By the time this student is 30, he has tried for the bar exam three times, but, having failed, he finds it hard to get a job now he is in his 30s.
Regardless of the predicament that people like this find themselves in, some commentators say it is unconstitutional to limit the number of attempts to pass the national bar examinations.
In Japan, law schools were very popular in the first year, but the number of applicants has dropped in the past four years. This year, 46 schools, or 62.2 percent of all 74 law schools there, failed to fill their quotas. In addition, the number of law school graduates passing the national bar exam dropped from 48 percent in 2006 to 40.2 percent last year. This year the figure is expected to fall below 30 percent.
Tuition fees are also problematic. In most private Korean universities, these range from 18.6 million won ($17, 781) to 22.4 million won a year. When the cost of living and textbooks are factored in, three years at law school will cost more than 100 million won. It costs extra if you spend more on private [test prep] instruction.
A year’s tuition at law school here is around the same as that in Japan: 1 million yen ($10,000) in public law schools and 2 million yen in private law schools. Considering the difference in national incomes, tuition fees at Korea’s law schools are double those in Japan. Korea’s universities that are to open law schools say they set high tuition fees because their quotas range from only 40 to 150 students, depending on the school.
The tuition fee is a clearly a huge amount, one that households with modest incomes will struggle to pay.
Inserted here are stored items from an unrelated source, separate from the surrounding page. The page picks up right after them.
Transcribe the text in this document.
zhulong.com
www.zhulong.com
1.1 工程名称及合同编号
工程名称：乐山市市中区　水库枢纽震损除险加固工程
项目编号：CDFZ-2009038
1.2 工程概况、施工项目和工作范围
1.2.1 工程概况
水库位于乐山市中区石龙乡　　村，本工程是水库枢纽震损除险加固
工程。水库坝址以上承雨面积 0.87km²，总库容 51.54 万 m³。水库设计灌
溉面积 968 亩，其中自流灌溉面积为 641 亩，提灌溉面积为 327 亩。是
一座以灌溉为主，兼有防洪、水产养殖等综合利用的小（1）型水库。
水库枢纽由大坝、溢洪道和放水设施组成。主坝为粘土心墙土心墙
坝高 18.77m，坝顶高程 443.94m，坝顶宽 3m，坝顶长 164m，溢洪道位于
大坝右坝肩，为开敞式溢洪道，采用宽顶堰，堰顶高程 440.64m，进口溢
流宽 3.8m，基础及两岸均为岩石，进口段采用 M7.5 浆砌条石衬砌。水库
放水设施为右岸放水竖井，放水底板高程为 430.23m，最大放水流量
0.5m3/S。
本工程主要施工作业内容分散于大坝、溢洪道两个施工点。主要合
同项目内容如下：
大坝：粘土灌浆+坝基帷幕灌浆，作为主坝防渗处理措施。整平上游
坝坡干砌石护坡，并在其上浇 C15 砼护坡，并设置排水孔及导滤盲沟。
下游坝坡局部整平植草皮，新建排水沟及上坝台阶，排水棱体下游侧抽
This is why some people complain that law schools are only for the elite.
If students from low-income families can’t go to law school and can’t work in the law field for financial reasons, we have a serious problem with economic equality.
Scholarships or student loans from financial institutions can be measures to solve this problem. But most schools focus on investing in equipment or employing professors rather than financial support. Only a few universities promise to provide scholarships, including Seoul National University, which plans to provide full or half tuition free to 38 percent of its quota, or 57 out of 150.
But one can’t force universities to provide more scholarships. The only possibility is for the government to increase its support to national and private universities to provide benefits to more students. But scholarships are not enough. Student loans might also be necessary.
If law schools are ill-prepared, they will bring calamity upon legal education here rather than fresh opportunities.
The government and the universities must prepare measures to minimize these possible calamities, and they must do so with haste.
*The writer is chief editorial writer of the JoongAng Daily.